The conversion will be done with the following relations:
\[p^\text{v}_0 =\small{ \left[\frac{\text{PU}_0}{\text{PU}_1}\right]} p^\text{v}_1 \tag{2}\]
\[T_0 = \small{\left[\frac{\text{TU}_0}{\text{TU}_1} \right]} T_1 + Y_{01} \tag{3}\]
\[\log_a x = \frac{\log_b x}{\log_b a} \tag{4} \]

From (1) and (4), the conversion from base a to b will be

\[\log_b \left({p^\text{v}_0} \right) = A_0 \log_b a - \frac{B_0 \log_b a }{T_0 + C_0} \tag{5} \]

Adding (2), we obtain 

 \[\log_b \left(p^\text{v}_1 \left[\frac{\text{PU}_0}{\text{PU}_1}\right]\right) = A_0 \log_b a - \frac{B_0 \log_b a }{T_0 + C_0} \]

\[\Rightarrow\log_b \left(p^\text{v}_1\right) = A_0 \log_b a - \log_b{ \left[ \frac{\text{PU}_0}{\text{PU}_1} \right]} - \frac{B_0 \log_b a }{T_0 + C_0} \tag{6} \]

Now, finally, lets add the most complicated (not that much) unit conversion: temperature. Since it could be absolute of relative, it uses to give some headaches. Applying (3) into (6)

\[\Rightarrow\log_b \left(p^\text{v}_1\right) = A_0 \log_b a - \log_b { \left[ \frac{\text{PU}_0}{\text{PU}_1} \right]} - \frac{B_0 \log_b a \small{ \left[\frac{\text{TU}_1} {\text{TU}_0} \right]}}{T_1 +(Y_{01} + C_0) \small{ \left[ \frac{\text{TU}_1}{\text{TU}_0} \right]}} \tag{7} \]

From (7), it is clear that the transformed constants are

\[A_1 = A_0 \log_b a - \log_b \left[ \frac{\text{PU}_0}{\text{PU}_1} \right] \tag{8} \]
\[B_1 = B_0 {\left[\frac{\text{TU}_1}{\text{TU}_0} \right]} \log_b a \tag{9} \]
\[C_1 = (Y_{01} + C_0) {\left[\frac{\text{TU}_1}{\text{TU}_0} \right]} \tag{10} \]

Note that \(\small{\left[\frac{\text{TU}_1}{\text{TU}_0} \right]} = \small{\left[\frac{\text{TU}_0}{\text{TU}_1} \right]}^{-1} \).

Example

According to NIST, water has the following Antoine constants in the range of 379 - 573 K:

\(A_0\) = 3.55959

\(B_0\) = 643.748 K

\(C_0\) = -198.043 K

with \(p\) in [bar] with base 10 logarithm. Now, lets suppose that we need our units in  natural logarithm, \(p\) in [psia] and \(t\) in [°F]. So we have

\[ \left[ \frac{\text{PU}_0}{\text{PU}_1} \right] = 0.0689476 \frac{\text{bar}}{\text{psia}}\]

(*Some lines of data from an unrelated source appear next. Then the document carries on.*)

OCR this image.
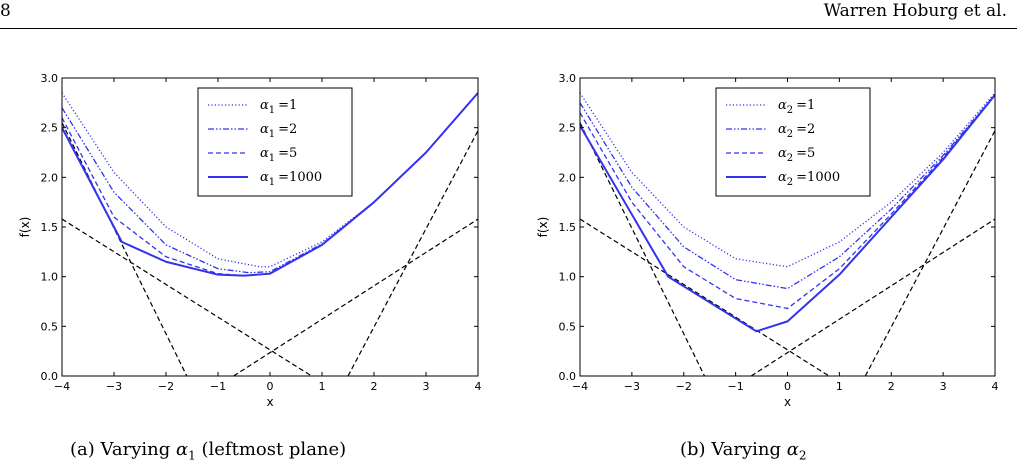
8	Warren Hoburg et al.
−4	−3	−2	−1	0	1	2	3	4
0.0
0.5
1.0
1.5
2.0
2.5
3.0
x
f(x)
$\alpha_1 =1$
$\alpha_1 =2$
$\alpha_1 =5$
$\alpha_1 =1000$
−4	−3	−2	−1	0	1	2	3	4
0.0
0.5
1.0
1.5
2.0
2.5
3.0
x
f(x)
$\alpha_2 =1$
$\alpha_2 =2$
$\alpha_2 =5$
$\alpha_2 =1000$
(a) Varying $\alpha_1$ (leftmost plane)	(b) Varying $\alpha_2$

\[ \left[\frac{\text{TU}_0}{\text{TU}_1} \right] = \frac{5 \text{K}}{9\text{°F}} \]

\[Y_{01} = 32 \text{°F}\times \frac{5 \text{K}}{9 \text{°F}} + 273.15 \text{K} = 255.37 \text{K} \]

Thus, 

\[A_1 = 3.55959 \ln 10- \ln 0.0689476 = 10.87067 \]

\[ B_1 =643.748 \text{K} \times  \frac{9\text{°F}}{5 \text{K}} \ln 10 = 823.491 \text{°F}   \]

and

\[ C_1 = (-198.043 \text{K} +255.37 \text{K}) \times  \frac{9\text{°F}}{5 \text{K}} = 103.19\text{°F}\]

And that's it.

Final comments

The reader should note that we've calculated the log of a number with units which weren't previously canceled. The units of that logarithm cancels out with the units of each \(\ln p^\text{v}\). A more strict derivation could had been done showing this; but, nonetheless, requiring larger expressions while the final result is the same.